Wherever mothers gather, there is talk of their kids. In the early days it's feeding schedules, ear infections, and preschools that are discussed. Soon enough, talk turns to soccer teams, sleepaway camp, and homework. And as a mom of both a teen and a young adult, I find my friends now talking about summer jobs for their college students. There's a lot of anxiety about their availability.
[Find out how to make a jobless summer productive.]
Most students want and need a summer job as a way to finance their education. But finding a job isn't as easy as just wanting one. Here are some suggestions of places to start:
1. Contact past employers: Assuming the student has been a good worker in the past, it makes sense to get in touch with those who know this. Even if the job held prior isn't available, some employers will find a position for the right worker.
2. Check university job boards: We've blogged before about how a part-time job at school has some great advantages for students, and there may be summer positions available if the student is free to stay after the semester wraps up.
3. Create a job: I've known several students who have run lucrative summer lawn care businesses. I've known others who have organized informal summer camps for kids.
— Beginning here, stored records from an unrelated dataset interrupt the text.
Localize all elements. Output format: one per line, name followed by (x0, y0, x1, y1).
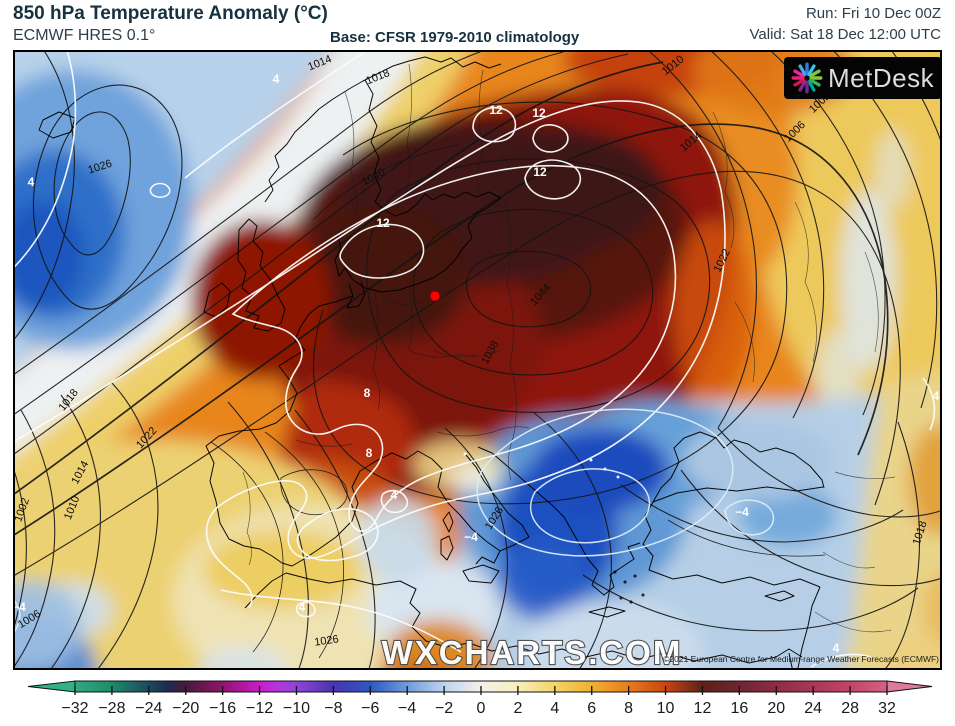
map-frame: 1026 1014 1018 1040 1044 1038 1010 1002 1006 1014… (13, 50, 942, 670)
colorbar-ticks (74, 686, 888, 695)
colorbar-tick-label: 10 (657, 700, 675, 717)
chart-header: 850 hPa Temperature Anomaly (°C) ECMWF H… (0, 0, 955, 50)
colorbar-tick-label: 8 (624, 700, 633, 717)
anomaly-map: 1026101410181040104410381010100210061014… (13, 50, 942, 670)
snow-specks (463, 452, 620, 479)
colorbar-tick-label: 16 (730, 700, 748, 717)
colorbar-tick-label: −6 (361, 700, 379, 717)
anomaly-label: 4 (28, 175, 35, 189)
anomaly-field (13, 50, 942, 670)
anomaly-label: −4 (13, 600, 26, 614)
colorbar: −32 −28 −24 −20 −16 −12 −10 −8 −6 −4 −2 0 2 4 6 8 10 12 16… (0, 670, 955, 721)
anomaly-label: 8 (364, 386, 371, 400)
anomaly-label-group: 4 4 12 12 12 12 8 8 4 4 −4 −4 −4 4 4 (13, 72, 940, 655)
starburst-icon (791, 62, 823, 94)
anomaly-label: 4 (833, 641, 840, 655)
colorbar-tick-label: 20 (767, 700, 785, 717)
cold-anomaly-contours (13, 408, 775, 635)
colorbar-tick-label: −20 (172, 700, 199, 717)
colorbar-tick-label: 28 (841, 700, 859, 717)
colorbar-tick-label: −2 (435, 700, 453, 717)
coastlines (38, 56, 825, 670)
colorbar-tick-label: 0 (477, 700, 486, 717)
page-title: 850 hPa Temperature Anomaly (°C) (13, 3, 328, 24)
colorbar-tick-label: −12 (246, 700, 273, 717)
valid-label: Valid: Sat 18 Dec 12:00 UTC (749, 26, 941, 43)
anomaly-label: 12 (489, 103, 503, 117)
colorbar-tick-label: −8 (324, 700, 342, 717)
location-marker (429, 290, 441, 302)
colorbar-right-arrow (886, 680, 933, 693)
colorbar-tick-label: −10 (283, 700, 310, 717)
anomaly-label: 4 (299, 600, 306, 614)
colorbar-left-arrow (27, 680, 76, 693)
anomaly-label: −4 (735, 505, 749, 519)
colorbar-tick-label: 4 (550, 700, 559, 717)
colorbar-tick-label: −4 (398, 700, 416, 717)
colorbar-tick-label: 6 (587, 700, 596, 717)
colorbar-tick-label: 24 (804, 700, 822, 717)
run-label: Run: Fri 10 Dec 00Z (805, 5, 941, 22)
metdesk-logo: MetDesk (784, 57, 942, 99)
anomaly-label: −4 (464, 530, 478, 544)
colorbar-tick-label: 12 (694, 700, 712, 717)
model-label: ECMWF HRES 0.1° (13, 27, 156, 44)
country-borders (242, 63, 896, 633)
map-border (13, 50, 942, 670)
copyright-text: ©2021 European Centre for Medium-range W… (663, 654, 939, 664)
colorbar-svg: −32 −28 −24 −20 −16 −12 −10 −8 −6 −4 −2 0 2 4 6 8 10 12 16… (27, 680, 933, 717)
colorbar-tick-label: −16 (209, 700, 236, 717)
anomaly-label: 4 (933, 389, 940, 403)
anomaly-label: 4 (391, 488, 398, 502)
watermark: WXCHARTS.COM (382, 634, 683, 670)
anomaly-contours (13, 50, 936, 668)
pressure-label: 1026 (314, 633, 340, 648)
colorbar-tick-label: 2 (513, 700, 522, 717)
run-valid-block: Run: Fri 10 Dec 00Z Valid: Sat 18 Dec 12… (750, 3, 941, 45)
colorbar-tick-label: 32 (878, 700, 896, 717)
colorbar-tick-label: −24 (135, 700, 162, 717)
colorbar-tick-labels: −32 −28 −24 −20 −16 −12 −10 −8 −6 −4 −2 0 2 4 6 8 10 12 16… (61, 700, 896, 717)
anomaly-label: 12 (532, 106, 546, 120)
anomaly-label: 4 (273, 72, 280, 86)
anomaly-label: 12 (376, 216, 390, 230)
anomaly-label: 8 (366, 446, 373, 460)
anomaly-label: 12 (533, 165, 547, 179)
colorbar-tick-label: −32 (61, 700, 88, 717)
metdesk-logo-text: MetDesk (828, 62, 935, 93)
base-climatology-label: Base: CFSR 1979-2010 climatology (330, 29, 580, 46)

An enterprising student may have better results creating a job than finding one, and the experience can be valuable as well.
Right about this time of year, this question begins to circulate among my friends: "What are you doing this summer?" Answers include studying abroad, vacations, and summer classes, but most of my friends will be working full- or part-time jobs.
The lucky ones are returning to a job from last summer, but the rest are left to spend the next several months on the job hunt. Here are some additional strategies to make that search a little easier:
1. Consider a new market: If you're someone who normally goes home for the summer vacation, consider looking for jobs in your college town, which may be relatively deserted over the summer. Conversely, don't rule out potential jobs in your hometown, even if you're used to staying at school for the summer.
2. Use family and friends: Working for a relative or family friend may not be your ideal summer job. If you're struggling to find a job, however, those connections can be a fairly secure option in case something else doesn't come along.
[Find out how to use Facebook to land a job.]
3. Combine multiple positions: If you can't find that one full-time position, try taking more than one part-time job to meet your financial needs. This is especially helpful if your employer ends up needing you for less hours than you expected.
By taking on an extra job, you can maximize your time over the summer to still make the amount of money you want.